RW: I’d do one with Monte anytime. You know that long bench in front of the Trail’s End Saloon? I’ve got a spot on that bench and it’s right next to Monte.
Arthur: Another interesting project you worked on was the libretto for Philip Glass’s In the Penal Colony. You mentioned that writing novels was a lot like writing music. What was it like writing directly for a musical piece?
RW: I was always aware of the score when I was writing, but I saw my role as more of a mid-wife, or coordinator, which meant sublimating myself to Kafka’s language and Phil’s music.
Arthur: Is it a coincidence that there are a lot of musicians in your films?
RW: Kind of. I mean, I’ve been in that world a little bit. But for instance on Candy Mountain which I co-directed with Robert Frank, Robert was a great figure to a lot of those musicians, coming from Kerouac and Pull My Daisy.
Arthur: And the notorious Rolling Stones film Cocksucker Blues.

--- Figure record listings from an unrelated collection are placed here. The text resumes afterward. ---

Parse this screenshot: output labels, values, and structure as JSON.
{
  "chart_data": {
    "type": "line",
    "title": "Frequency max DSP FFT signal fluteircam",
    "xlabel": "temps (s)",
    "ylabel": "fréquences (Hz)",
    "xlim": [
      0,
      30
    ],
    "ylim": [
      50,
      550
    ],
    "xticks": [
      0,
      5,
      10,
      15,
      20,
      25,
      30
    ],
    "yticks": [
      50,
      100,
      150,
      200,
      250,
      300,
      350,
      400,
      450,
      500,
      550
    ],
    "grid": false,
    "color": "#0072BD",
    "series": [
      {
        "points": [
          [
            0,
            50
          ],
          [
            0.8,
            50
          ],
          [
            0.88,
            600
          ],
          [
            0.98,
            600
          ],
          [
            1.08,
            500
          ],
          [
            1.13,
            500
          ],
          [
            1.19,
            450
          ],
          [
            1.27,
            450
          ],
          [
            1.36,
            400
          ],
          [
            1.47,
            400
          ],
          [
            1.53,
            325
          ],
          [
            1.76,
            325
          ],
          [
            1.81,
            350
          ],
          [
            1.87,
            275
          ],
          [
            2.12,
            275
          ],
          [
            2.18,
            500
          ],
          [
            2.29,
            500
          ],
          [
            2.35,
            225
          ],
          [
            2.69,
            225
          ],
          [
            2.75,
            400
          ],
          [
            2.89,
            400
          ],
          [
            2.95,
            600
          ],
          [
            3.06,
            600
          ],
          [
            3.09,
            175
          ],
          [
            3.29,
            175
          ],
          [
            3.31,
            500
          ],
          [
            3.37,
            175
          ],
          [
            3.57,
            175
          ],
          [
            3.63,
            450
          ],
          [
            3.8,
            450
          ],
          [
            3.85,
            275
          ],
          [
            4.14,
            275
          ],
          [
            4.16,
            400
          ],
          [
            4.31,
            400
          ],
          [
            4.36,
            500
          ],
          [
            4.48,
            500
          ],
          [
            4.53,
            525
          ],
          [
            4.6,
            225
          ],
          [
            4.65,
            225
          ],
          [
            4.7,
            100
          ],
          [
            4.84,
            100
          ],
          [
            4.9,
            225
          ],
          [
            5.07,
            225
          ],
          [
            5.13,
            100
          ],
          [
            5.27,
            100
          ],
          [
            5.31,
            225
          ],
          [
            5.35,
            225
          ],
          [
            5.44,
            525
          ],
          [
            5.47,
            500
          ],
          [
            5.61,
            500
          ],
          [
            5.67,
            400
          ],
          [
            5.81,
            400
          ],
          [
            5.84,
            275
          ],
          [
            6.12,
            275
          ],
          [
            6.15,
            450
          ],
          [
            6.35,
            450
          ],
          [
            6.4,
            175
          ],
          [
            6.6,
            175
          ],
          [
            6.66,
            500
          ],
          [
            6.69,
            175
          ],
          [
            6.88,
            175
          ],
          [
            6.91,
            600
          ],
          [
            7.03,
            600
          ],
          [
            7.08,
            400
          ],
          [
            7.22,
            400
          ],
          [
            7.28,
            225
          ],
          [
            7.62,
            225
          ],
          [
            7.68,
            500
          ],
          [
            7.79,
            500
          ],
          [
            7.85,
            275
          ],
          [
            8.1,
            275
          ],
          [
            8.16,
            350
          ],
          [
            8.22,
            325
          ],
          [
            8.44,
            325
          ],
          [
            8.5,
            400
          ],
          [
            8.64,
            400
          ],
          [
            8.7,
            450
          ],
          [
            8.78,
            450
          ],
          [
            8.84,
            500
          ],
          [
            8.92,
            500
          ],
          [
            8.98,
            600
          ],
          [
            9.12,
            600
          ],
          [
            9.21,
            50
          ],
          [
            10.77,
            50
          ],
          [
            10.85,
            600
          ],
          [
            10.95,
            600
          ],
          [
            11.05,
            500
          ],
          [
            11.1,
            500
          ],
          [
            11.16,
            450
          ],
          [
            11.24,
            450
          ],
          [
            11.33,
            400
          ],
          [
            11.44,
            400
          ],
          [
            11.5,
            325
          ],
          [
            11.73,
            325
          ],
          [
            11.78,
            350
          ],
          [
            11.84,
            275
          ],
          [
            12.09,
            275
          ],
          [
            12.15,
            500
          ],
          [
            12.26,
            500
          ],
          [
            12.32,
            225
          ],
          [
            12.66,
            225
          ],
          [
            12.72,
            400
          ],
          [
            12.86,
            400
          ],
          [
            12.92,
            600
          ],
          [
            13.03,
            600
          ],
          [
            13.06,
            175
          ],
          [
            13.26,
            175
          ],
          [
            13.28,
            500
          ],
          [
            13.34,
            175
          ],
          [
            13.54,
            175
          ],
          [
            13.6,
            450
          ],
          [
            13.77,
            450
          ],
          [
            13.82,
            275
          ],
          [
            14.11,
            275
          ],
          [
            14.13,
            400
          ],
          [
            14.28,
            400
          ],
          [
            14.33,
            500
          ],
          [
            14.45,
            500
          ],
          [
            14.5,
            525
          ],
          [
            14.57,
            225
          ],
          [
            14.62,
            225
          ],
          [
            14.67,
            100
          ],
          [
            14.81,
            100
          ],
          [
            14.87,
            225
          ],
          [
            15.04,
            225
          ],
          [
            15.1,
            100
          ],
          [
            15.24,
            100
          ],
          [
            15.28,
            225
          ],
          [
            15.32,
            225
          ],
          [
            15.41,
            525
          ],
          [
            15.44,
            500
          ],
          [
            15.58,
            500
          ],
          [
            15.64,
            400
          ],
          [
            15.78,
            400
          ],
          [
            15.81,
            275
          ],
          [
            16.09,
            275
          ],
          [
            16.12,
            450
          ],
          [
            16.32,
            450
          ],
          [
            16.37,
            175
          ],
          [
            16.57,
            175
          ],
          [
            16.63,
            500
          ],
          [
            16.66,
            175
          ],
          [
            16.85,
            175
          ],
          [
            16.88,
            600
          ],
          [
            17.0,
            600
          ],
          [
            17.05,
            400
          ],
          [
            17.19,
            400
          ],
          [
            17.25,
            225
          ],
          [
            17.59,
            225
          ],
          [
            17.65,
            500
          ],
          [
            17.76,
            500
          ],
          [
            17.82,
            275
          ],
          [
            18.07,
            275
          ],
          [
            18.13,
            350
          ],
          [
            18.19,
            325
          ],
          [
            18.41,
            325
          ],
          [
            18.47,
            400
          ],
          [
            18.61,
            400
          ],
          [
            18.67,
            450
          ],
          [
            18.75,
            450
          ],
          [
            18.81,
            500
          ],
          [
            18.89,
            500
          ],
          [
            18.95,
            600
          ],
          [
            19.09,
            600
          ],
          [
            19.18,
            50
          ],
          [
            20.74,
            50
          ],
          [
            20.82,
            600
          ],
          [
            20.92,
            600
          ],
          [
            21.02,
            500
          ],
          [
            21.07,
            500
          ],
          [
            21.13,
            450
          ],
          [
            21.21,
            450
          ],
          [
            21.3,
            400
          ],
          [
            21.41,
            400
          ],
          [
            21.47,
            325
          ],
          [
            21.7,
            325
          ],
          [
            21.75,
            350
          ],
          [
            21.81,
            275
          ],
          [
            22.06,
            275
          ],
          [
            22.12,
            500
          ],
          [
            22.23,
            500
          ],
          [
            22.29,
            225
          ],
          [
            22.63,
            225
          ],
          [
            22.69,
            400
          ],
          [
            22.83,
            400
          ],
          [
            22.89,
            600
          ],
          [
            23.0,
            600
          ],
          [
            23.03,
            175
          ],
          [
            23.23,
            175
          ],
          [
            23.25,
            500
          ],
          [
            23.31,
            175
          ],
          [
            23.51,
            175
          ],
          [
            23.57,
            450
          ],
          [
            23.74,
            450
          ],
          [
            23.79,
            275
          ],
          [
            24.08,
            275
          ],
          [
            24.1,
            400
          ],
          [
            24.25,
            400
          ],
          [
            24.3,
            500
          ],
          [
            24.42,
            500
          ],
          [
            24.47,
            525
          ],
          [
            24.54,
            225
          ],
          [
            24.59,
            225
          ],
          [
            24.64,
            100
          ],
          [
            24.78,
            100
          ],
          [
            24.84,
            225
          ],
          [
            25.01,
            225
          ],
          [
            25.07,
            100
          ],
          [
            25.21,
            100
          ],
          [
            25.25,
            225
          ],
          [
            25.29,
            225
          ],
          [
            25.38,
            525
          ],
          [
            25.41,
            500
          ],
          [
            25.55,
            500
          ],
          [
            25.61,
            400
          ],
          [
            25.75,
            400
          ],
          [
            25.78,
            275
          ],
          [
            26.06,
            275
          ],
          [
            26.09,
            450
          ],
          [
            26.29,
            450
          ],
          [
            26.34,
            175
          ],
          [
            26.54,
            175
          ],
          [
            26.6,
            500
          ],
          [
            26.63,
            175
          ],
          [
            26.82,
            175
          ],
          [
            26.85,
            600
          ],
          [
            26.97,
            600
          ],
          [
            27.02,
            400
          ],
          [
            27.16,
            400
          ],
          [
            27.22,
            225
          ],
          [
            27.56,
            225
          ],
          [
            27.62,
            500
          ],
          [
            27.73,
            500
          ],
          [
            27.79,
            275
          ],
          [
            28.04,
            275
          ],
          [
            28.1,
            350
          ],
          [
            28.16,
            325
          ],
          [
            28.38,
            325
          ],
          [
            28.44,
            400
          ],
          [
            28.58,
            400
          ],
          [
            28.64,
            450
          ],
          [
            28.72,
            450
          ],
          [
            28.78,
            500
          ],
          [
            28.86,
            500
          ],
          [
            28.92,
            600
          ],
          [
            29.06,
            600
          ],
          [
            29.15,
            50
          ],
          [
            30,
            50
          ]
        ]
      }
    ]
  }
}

RW: He was definitely in that world. And Tom Waits we knew through Jarmusch. I knew Dr. John. In Pat Garrett, Kristofferson was cast as Billy the Kid and he brought in some other musicians to be in his gang. Two-Lane was just James Taylor and Dennis Wilson, who I didn’t know before the film. Often it’s fun to work with non-actors and try to capture what’s natural about them and not studied and be willing to go with whatever awkwardness they might have. But yeah, I don’t know, maybe because of my name they thought there would be a jukebox in the movie.
Arthur: What is the story there?
RW: A common American story, the first generation comes over and starts a small business, the second generation delivers the goods and builds it up to a huge company, the third generation enjoys the spoils and rides the wave only to lose it or give it all up. I was fourth generation so I never got any of the robber baron gold. I don’t even have a jukebox.
Arthur: Was the Wurlitzer company based in Cincinnati?
RW: There and Chicago, Buffalo and Germany. I was born in Cincinnati. But I grew up in New York. We moved here when I was one. My father left the company and became a rare stringed instrument dealer and never looked back.
Arthur: I read somewhere that you were from Texas.
RW: That’s just on the wanted poster.
JOE O’BRIEN edits Flop Sweat, a bottom-tier comedy publication, and is at work on his first novel. He lives in Los Angeles. Two-Lane Blacktop is his favorite film.